Diversity is good. Different entities benefit each other through the interaction of their differences, rather than being threats to each other. That’s literally the core message of Star Trek!!

And of course, different continuities routinely build on many of the same ideas as each other. The DCAU, the Marvel Cinematic Universe, the Arrowverse, the modern Sherlock Holmes shows, they all draw on elements, characters, and storylines from the original canons and put them together in innovative ways. They distill the best elements of the vast continuities preceding them and get rid of the worst or most outdated elements. They use the old universe, but are not trapped by its baggage.

 

“Besides, there has been a reboot, and the best thing it has produced was nostalgia (which, for Star Trek, is a bad thing – I agree with you about that).”

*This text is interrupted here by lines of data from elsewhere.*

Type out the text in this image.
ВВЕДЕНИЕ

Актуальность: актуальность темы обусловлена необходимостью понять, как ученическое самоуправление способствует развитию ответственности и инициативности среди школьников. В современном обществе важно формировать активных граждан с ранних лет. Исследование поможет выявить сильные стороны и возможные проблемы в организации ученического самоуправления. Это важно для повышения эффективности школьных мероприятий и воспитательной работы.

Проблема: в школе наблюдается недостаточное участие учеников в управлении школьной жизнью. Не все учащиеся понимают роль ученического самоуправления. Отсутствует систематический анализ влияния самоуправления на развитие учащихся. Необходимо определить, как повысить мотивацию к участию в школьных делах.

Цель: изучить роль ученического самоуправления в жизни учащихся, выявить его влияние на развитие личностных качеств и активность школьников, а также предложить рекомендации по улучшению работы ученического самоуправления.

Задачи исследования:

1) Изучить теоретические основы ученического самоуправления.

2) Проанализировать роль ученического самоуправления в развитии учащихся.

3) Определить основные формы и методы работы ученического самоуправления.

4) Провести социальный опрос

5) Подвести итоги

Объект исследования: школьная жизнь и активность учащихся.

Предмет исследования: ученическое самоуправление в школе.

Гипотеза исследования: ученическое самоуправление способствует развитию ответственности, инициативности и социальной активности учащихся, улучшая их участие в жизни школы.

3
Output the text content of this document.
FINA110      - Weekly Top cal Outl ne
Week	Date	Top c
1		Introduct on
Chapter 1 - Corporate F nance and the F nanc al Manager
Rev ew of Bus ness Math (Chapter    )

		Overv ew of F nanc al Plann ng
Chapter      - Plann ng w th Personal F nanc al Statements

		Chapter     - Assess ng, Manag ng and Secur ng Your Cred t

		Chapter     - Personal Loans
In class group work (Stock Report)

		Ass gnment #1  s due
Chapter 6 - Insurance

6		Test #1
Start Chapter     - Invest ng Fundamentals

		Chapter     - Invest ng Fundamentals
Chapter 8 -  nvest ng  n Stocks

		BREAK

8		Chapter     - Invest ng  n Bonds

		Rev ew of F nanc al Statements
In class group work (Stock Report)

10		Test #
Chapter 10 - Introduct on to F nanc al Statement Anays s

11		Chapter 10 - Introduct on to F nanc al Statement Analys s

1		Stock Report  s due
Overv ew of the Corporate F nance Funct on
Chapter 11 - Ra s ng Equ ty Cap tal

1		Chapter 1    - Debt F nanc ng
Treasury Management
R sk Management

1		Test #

The Kelvin timeline is not truly a reboot. It portrays itself as an alternate timeline branching off from the same origins, so it’s limited to being a variation on the same established history and characters. I wish Kelvin had been a real reboot, because then it would be capable of vastly more innovation.

Avatar
7 years ago

@48/Christopher: I guess it comes down to this: When I like a story, or a place or a person in a story, I like to imagine that they’re real. This becomes much harder when there are multiple versions of that story, place or person. Sherlock Holmes is easy – the Doyle characters are real, the filmed versions are not. (Especially Irene Adler, but that’s a whole different rant.) I wrote in comment #43 that I’m uninterested in superhero stories. There are many reasons for this, but one of them is that the publishers and writers have created so many versions of the characters that they stopped feeling real to me. At that point, I have stopped caring. I don’t have that kind of mind.

Avatar
LordVorless
7 years ago

48, it’s only impossible if you think a person can’t learn from experience, recognize their tastes, and decide their preferences.   And many writers are quite arrogant in assuming that their imaginations will produce delectable results, and if that doesn’t happen, it’s somehow the reader’s fault.   That’s why they often need editors to yank them back to reality.  It’s literally their job.

Really, for all the complaints about judging a book by its cover, I notice they’re quite intent on advertising on the damn covers, so I’m going to take them at their word.